Challenges to Identifying Determinants of Mevalonate Pathway Dependency
In various model systems statins suppress diverse cancer hallmarks including proliferation, survival, and invasion/metastasis [2]. Statins have context-specific effects on tumor cell biology; moreover, in a given system the key outputs of mevalonate flux often involve families of related proteins with overlapping and redundant functions [2,3,31]. The multitude of possible mechanisms make it challenging to define key downstream determinants of mevalonate pathway dependency (Fig. 1).

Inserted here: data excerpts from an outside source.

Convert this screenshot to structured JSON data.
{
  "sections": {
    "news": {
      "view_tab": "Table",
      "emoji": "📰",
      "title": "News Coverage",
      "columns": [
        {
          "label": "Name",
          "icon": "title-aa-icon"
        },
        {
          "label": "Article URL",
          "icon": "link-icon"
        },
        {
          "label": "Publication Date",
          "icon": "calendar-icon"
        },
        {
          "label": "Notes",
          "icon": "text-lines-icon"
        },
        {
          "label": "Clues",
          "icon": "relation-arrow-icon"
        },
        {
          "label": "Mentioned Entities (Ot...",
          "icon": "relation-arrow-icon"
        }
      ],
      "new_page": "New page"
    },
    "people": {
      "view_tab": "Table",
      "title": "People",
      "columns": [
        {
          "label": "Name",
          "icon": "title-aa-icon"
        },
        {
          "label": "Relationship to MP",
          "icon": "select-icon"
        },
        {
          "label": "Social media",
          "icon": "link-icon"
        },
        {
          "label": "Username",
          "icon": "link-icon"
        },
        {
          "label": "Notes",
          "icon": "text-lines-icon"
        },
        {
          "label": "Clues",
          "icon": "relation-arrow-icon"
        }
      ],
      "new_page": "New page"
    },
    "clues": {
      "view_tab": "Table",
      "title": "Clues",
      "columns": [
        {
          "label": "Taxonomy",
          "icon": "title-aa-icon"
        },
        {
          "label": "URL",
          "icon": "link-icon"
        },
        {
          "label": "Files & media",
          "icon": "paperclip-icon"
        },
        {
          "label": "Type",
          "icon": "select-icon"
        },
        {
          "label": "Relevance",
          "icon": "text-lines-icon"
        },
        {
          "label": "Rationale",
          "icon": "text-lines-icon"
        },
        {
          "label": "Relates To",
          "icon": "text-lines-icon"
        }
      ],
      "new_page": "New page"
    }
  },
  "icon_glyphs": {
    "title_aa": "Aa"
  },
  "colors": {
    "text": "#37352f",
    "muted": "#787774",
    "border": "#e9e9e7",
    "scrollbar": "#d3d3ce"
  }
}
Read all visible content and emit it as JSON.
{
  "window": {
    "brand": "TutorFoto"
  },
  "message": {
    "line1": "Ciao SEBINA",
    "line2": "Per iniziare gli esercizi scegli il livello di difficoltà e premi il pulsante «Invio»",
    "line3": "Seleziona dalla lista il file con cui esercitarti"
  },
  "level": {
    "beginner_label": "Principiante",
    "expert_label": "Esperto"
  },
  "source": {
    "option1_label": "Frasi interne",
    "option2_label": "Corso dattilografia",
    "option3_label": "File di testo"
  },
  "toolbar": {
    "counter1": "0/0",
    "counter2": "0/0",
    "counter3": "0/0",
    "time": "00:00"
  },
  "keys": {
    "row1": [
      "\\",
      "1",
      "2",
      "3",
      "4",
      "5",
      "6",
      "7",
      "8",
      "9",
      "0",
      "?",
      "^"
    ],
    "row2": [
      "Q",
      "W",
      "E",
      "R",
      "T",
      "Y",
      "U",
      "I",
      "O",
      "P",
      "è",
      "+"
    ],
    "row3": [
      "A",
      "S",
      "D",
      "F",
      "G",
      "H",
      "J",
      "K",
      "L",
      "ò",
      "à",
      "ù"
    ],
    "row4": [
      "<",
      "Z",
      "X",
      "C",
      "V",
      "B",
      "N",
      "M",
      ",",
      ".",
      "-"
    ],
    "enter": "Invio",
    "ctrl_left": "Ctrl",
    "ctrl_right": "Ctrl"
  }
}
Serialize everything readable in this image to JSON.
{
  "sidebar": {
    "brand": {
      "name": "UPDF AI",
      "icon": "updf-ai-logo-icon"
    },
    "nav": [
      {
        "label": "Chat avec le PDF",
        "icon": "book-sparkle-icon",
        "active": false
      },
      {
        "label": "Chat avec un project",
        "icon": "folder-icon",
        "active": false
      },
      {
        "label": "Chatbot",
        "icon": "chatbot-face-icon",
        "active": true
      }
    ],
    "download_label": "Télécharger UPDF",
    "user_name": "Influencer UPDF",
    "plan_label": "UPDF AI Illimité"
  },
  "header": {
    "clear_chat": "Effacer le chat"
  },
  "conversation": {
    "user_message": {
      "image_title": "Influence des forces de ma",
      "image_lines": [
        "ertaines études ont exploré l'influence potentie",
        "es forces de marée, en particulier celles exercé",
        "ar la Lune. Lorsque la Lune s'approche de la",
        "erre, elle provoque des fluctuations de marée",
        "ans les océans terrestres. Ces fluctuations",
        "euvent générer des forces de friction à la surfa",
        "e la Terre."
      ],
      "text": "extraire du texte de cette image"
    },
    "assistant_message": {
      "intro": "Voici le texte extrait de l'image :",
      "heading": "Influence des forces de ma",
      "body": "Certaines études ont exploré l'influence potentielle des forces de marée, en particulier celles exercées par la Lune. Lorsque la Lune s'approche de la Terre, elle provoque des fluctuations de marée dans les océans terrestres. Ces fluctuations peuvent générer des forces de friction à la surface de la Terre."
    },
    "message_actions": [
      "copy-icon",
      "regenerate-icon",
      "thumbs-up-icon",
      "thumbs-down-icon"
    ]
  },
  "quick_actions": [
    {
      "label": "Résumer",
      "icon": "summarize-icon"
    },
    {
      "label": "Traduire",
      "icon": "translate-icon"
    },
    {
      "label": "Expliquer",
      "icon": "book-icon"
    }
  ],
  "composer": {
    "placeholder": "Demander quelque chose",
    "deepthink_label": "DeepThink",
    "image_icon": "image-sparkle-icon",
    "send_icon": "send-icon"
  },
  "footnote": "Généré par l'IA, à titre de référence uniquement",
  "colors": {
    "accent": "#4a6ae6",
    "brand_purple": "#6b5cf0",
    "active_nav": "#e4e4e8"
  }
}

Recent studies have proposed roles for ubiquinone (Coenzyme Q10) [26,57] or dolichol [58,59]. There are also studies of the addition of IPP to tRNA, a process known as isopentenylation, and its role in cancer [28]. While these studies may result in niche applications of statins, they do not explain the more widely reported dependency on GGPP, as ubiquinone and dolichol can be derived from FPP [60–63] (Fig. 1). GGPP is utilized for the conversion of Vitamin K1 to Vitamin K2 [64] by UBIAD1, an enzyme which also directs FIMGCR degradation [65,66]. GGPP-directed functions of UBIAD1 are not well studied in statin’s anti-cancer effects. The newly discovered signaling molecule S-geranylgeranyl-L-glutathione is also now a recognized GGPP output; however, little is known about the enzyme responsible for synthesis of this compound [67]. While these new GGPP products will surely garner more interest, we will focus our attention on protein geranylgeranylation.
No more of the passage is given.